有些失了方寸,可如今这般镇思之后,反是叫候贤妃定了性。
隽语已经死了,即便郑皇后那处真的要彻查也是查不出什么,虽然候贤妃不知秦疏酒是从何处查出的这些,不过依了她现在上殿内来套询自己而非上郑皇后那儿奏禀,便知她也只是知却无明确的证据。没有证据,便是不能拿自己如何,更别提扳下自己,依了母家的权势,不出时日她必当重新复位,再临高顶。

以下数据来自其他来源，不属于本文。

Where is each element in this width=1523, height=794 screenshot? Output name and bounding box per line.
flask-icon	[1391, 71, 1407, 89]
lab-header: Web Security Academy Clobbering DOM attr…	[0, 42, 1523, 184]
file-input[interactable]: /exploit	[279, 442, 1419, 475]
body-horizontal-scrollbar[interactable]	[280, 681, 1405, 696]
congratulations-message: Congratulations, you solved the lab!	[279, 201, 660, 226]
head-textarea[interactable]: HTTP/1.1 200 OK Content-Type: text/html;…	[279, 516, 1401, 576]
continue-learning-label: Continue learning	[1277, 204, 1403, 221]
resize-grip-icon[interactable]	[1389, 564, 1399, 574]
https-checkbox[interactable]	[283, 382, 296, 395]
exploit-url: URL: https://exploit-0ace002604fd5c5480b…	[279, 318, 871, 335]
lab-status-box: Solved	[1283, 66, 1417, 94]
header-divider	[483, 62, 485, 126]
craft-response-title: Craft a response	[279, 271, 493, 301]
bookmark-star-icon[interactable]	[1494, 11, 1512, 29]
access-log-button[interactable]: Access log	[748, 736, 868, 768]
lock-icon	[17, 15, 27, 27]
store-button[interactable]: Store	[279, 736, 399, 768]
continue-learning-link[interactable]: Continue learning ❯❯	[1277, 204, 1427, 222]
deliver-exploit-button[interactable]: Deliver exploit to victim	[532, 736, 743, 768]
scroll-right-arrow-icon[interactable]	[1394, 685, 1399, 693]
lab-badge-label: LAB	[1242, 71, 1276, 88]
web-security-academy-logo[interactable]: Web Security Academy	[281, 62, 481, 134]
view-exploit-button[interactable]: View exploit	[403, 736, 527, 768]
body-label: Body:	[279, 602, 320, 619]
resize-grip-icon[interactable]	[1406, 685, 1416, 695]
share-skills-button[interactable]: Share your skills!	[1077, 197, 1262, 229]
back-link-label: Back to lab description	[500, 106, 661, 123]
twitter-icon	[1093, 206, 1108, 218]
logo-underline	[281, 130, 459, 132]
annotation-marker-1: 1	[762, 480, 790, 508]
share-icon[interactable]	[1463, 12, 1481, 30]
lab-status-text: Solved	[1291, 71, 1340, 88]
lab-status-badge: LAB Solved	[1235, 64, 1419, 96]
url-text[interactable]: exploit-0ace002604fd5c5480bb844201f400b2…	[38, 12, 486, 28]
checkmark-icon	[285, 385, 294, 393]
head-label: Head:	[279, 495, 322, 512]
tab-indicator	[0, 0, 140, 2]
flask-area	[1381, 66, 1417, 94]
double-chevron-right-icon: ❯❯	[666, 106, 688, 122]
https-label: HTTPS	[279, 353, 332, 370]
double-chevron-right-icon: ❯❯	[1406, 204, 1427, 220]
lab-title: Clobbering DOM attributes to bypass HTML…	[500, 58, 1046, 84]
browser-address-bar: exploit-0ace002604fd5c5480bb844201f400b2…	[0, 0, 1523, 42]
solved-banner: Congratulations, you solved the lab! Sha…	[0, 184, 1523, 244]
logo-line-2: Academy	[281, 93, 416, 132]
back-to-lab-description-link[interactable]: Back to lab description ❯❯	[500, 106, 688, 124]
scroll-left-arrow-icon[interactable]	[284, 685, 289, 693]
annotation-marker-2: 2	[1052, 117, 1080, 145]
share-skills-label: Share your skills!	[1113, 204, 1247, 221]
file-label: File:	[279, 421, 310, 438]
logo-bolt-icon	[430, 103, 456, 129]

愈思心愈定,候贤妃的眼也愈清,可秦疏酒那处却也未因了她的镇清乱了心绪,先是焕露明意微然点头,而后说道:“娘娘所言甚是,臣妾却是没有证据证明那桩桩件件的命事与娘娘有关。不过娘娘这般言道到也叫臣妾不得不出声再次提醒娘娘,臣妾可从未想过要用那些旧事扳倒娘娘,娘娘这一次犯下的弥天大罪也非那毒害妃嫔谋害龙裔的大罪,而是陷害昭仪,构害陛下手足,南王谋逆。”
这一次惹得龙颜大怒,为了可是眼下这一桩重罪。赖昭仪乃九嫔之首,南王更是贵于陛下手足,构害他们合伙秘反,这可是桩逆天的大罪。因是秦疏酒句句都抓了往年行下的恶事,以至于候贤妃都叫她引得暂忘此事,便是叫秦疏酒重提,当是直接青白了面色,屏息许久候贤妃才字字吐道。